Since its opening exhibitions, the museum has housed many different exhibitions. In April 2018, Donald Judd was represented in "Donald Judd: Paintings," an exhibition that showcased 14 of Judd's paintings from the years 1959 to 1961. Within the same month, exhibitions by Walter Darby Bannard and Francis Alÿs opened to the public. Later, in May 2018, ICA Miami focused on Diamond Stingily in the artist's first solo show, "Diamond Stingily: Life In My Pocket." The multi-media exhibition drew large crowds at its opening. Simultaneously, an exhibit of Terry Adkins' work opened in one of the museum's exhibition spaces. "Terry Adkins: Infinity Is Always Less Than One" comprised more than 50 works from throughout the artist's life.
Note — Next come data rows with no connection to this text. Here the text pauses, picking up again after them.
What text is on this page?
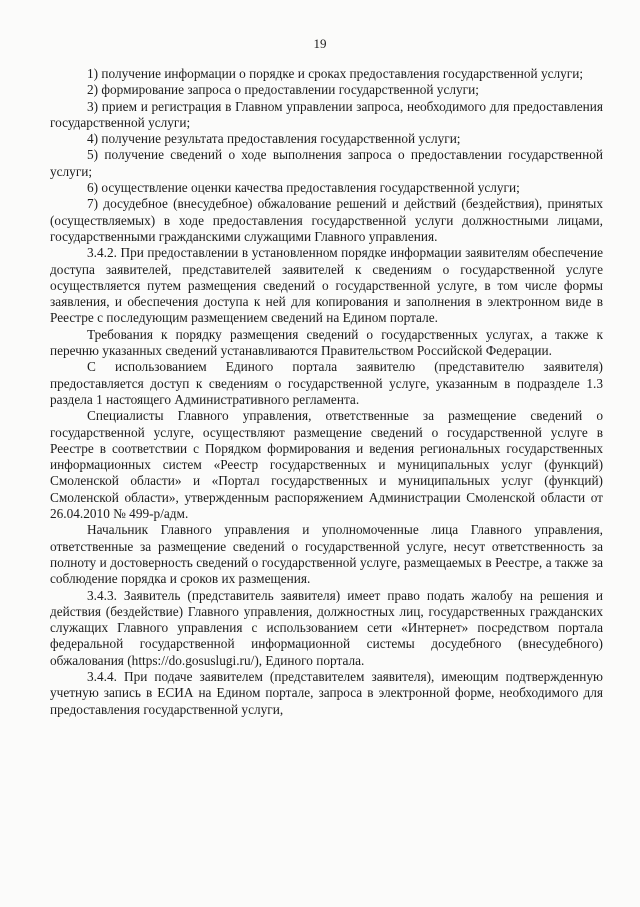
19

1) получение информации о порядке и сроках предоставления государственной услуги;

2) формирование запроса о предоставлении государственной услуги;

3) прием и регистрация в Главном управлении запроса, необходимого для предоставления государственной услуги;

4) получение результата предоставления государственной услуги;

5) получение сведений о ходе выполнения запроса о предоставлении государственной услуги;

6) осуществление оценки качества предоставления государственной услуги;

7) досудебное (внесудебное) обжалование решений и действий (бездействия), принятых (осуществляемых) в ходе предоставления государственной услуги должностными лицами, государственными гражданскими служащими Главного управления.

3.4.2. При предоставлении в установленном порядке информации заявителям обеспечение доступа заявителей, представителей заявителей к сведениям о государственной услуге осуществляется путем размещения сведений о государственной услуге, в том числе формы заявления, и обеспечения доступа к ней для копирования и заполнения в электронном виде в Реестре с последующим размещением сведений на Едином портале.

Требования к порядку размещения сведений о государственных услугах, а также к перечню указанных сведений устанавливаются Правительством Российской Федерации.

С использованием Единого портала заявителю (представителю заявителя) предоставляется доступ к сведениям о государственной услуге, указанным в подразделе 1.3 раздела 1 настоящего Административного регламента.

Специалисты Главного управления, ответственные за размещение сведений о государственной услуге, осуществляют размещение сведений о государственной услуге в Реестре в соответствии с Порядком формирования и ведения региональных государственных информационных систем «Реестр государственных и муниципальных услуг (функций) Смоленской области» и «Портал государственных и муниципальных услуг (функций) Смоленской области», утвержденным распоряжением Администрации Смоленской области от 26.04.2010 № 499-р/адм.

Начальник Главного управления и уполномоченные лица Главного управления, ответственные за размещение сведений о государственной услуге, несут ответственность за полноту и достоверность сведений о государственной услуге, размещаемых в Реестре, а также за соблюдение порядка и сроков их размещения.

3.4.3. Заявитель (представитель заявителя) имеет право подать жалобу на решения и действия (бездействие) Главного управления, должностных лиц, государственных гражданских служащих Главного управления с использованием сети «Интернет» посредством портала федеральной государственной информационной системы досудебного (внесудебного) обжалования (https://do.gosuslugi.ru/), Единого портала.

3.4.4. При подаче заявителем (представителем заявителя), имеющим подтвержденную учетную запись в ЕСИА на Едином портале, запроса в электронной форме, необходимого для предоставления государственной услуги,
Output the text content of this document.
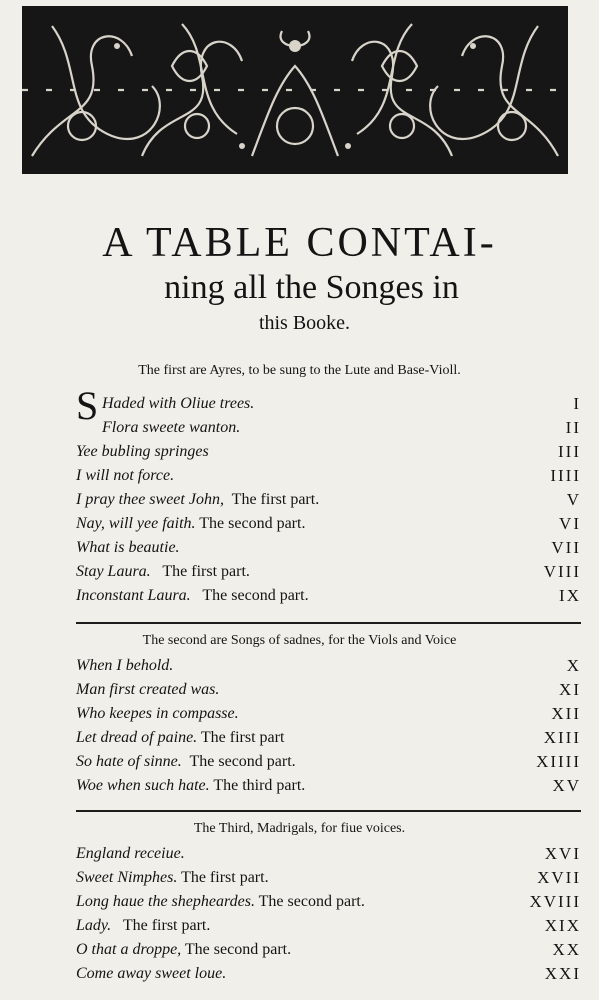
A TABLE CONTAI-
ning all the Songes in
this Booke.
The first are Ayres, to be sung to the Lute and Base-Violl.
S Haded with Oliue trees.	I
Flora sweete wanton.	II
Yee bubling springes	III
I will not force.	IIII
I pray thee sweet John, The first part.	V
Nay, will yee faith. The second part.	VI
What is beautie.	VII
Stay Laura. The first part.	VIII
Inconstant Laura. The second part.	IX
The second are Songs of sadnes, for the Viols and Voice
When I behold.	X
Man first created was.	XI
Who keepes in compasse.	XII
Let dread of paine. The first part	XIII
So hate of sinne. The second part.	XIIII
Woe when such hate. The third part.	XV
The Third, Madrigals, for fiue voices.
England receiue.	XVI
Sweet Nimphes. The first part.	XVII
Long haue the shepheardes. The second part.	XVIII
Lady. The first part.	XIX
O that a droppe, The second part.	XX
Come away sweet loue.	XXI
In July 2018, Sondra Perry's exhibition, "Sondra Perry: Typhoon Coming On," was opened to the public. Perry's exhibition used multiple forms of media to "explore the intersection of black identity, digital culture and power." Also opened in July 2018, ICA Miami created a space for works by Louise Bourgeois. With one of the artist's works already in the museum's permanent collection, the exhibition focuses on Bourgeois' other notable sculptures. In early November 2018, ICA Miami curated Manuel Solano's exhibition, "Manuel Solano:I Don't Wanna Wait For Our Lives To Be Over." "Larry Bell: Time Machine," also opened in November, surveys many of Larry Bell's various works, from his early works to the glass sculptures and works he is generally known for.

== Programs ==
Apart from exhibitions across various artistic platforms, the Institute of Contemporary Art, Miami is also known for the various programs and services it provides. ICA Ideas build upon the current exhibitions available to the public with different classes and speeches, and providing a platform for additional performances. Through this program, for example, Charles Gaines composed a performance for the museum's crowd entitled A Visual Recital. ICA Speaks is one of the museum's programs that invites associated artists to give speeches or organise symposiums regarding the various permanent works displayed in the space. Panels and speeches from artists such as Mark Handforth and Hernan Bas have been arranged for purposes of explanation and audience engagement. ICA Performs consists of various dance, theatre, and other performing art programs that put on showcases in various parts of the museum. The museum has collaborated with performance artists such as Michael Clark and Trisha Brown to provide museum-goers with live performances. Lastly, ICA Residents is an inaugural program that was dedicated to exposure of local musicians. The various events were in partnership with Miami Music Club, and they were centred around the idea of pairing local Miami artists with non-local artists in a singular showcase. The headliners were artists such as Drew McDowall, Via App and Profligate.

== Management ==
Overseeing the construction of the current permanent venue, Ellen Salpeter joined as director of the museum in December 2015. In early 2018, Ellen Salpeter, director of ICA Miami since 2015, stepped down. Taking Salpeter's place, Alex Gartenfeld, the deputy director and chief curator, became artistic director in 2018, with Tommy Ralph Pace taking on the role of deputy director. Gartenfeld is also known for his work at the New Museum, where he co-curated the 2018 New Museum Triennial.